What is hard to understand, if you weren’t involved, was that during the Cold War, NSA did collection management and targeting deconfliction for ALL EW and SIGINT activities. Army soldiers didn’t fire up an MLQ-34 Tacjam or start spinning dials at a Field Station without a clear mission and permission. And the same went for every collection, EW, ESM, EA, ELINT or other system on a Navy ship or aircraft or an Air Force platform. And many of the platforms you named WERE SIGINT assets or occasionally had them on board, and they WERE most definitely under the technical control of DIRNSA.

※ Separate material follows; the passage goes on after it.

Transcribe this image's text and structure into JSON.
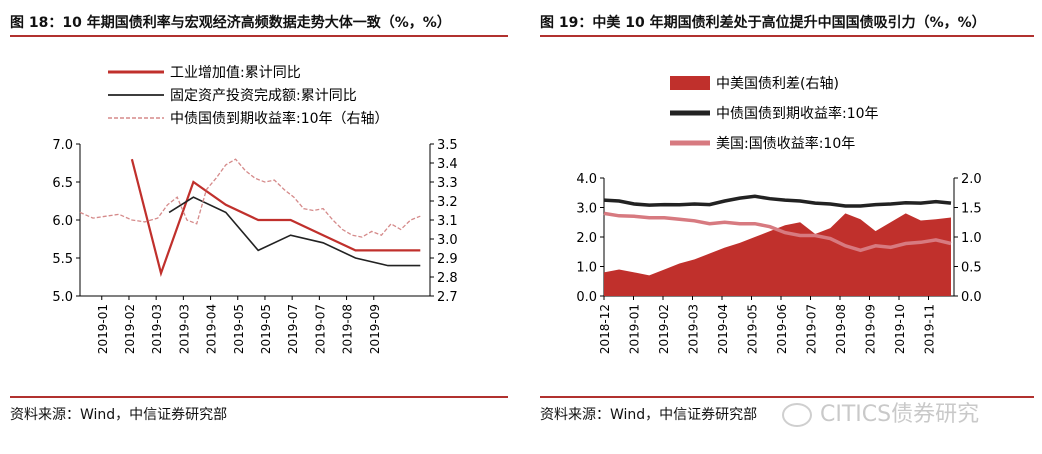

The “empire” was already there, but with a lack of foresight, we stripped the ground-based services of the tactical capabilities on the misguided assumption that they would always be able to get national level support for everything. That didn’t work. It turns out that you need local, task-organized assets, whether you are a maneuver Brigade or an Arleigh Burke. But those assets still need technical direction and deconfliction.
Cyber is just another electromagnetic “INT.” We had a bunch of others that were at the forefront and went away because the technology changed…how may 05Hs does the Army produce anymore? We used to crank them out in the thousands from Devens. Now nobody does manual Morse. Mostly. Cyber is just a newer “INT” subset of SIGINT and it was an organizational failure that it wasn’t kept under the auspices of national technical control from the outset.
It needs to be brought under the technical control of an overall organization and synchronized with other collection efforts and electromagnetic fires, or its just random effects that may hurt more than help. That’s not empire building, its appropriate collection management.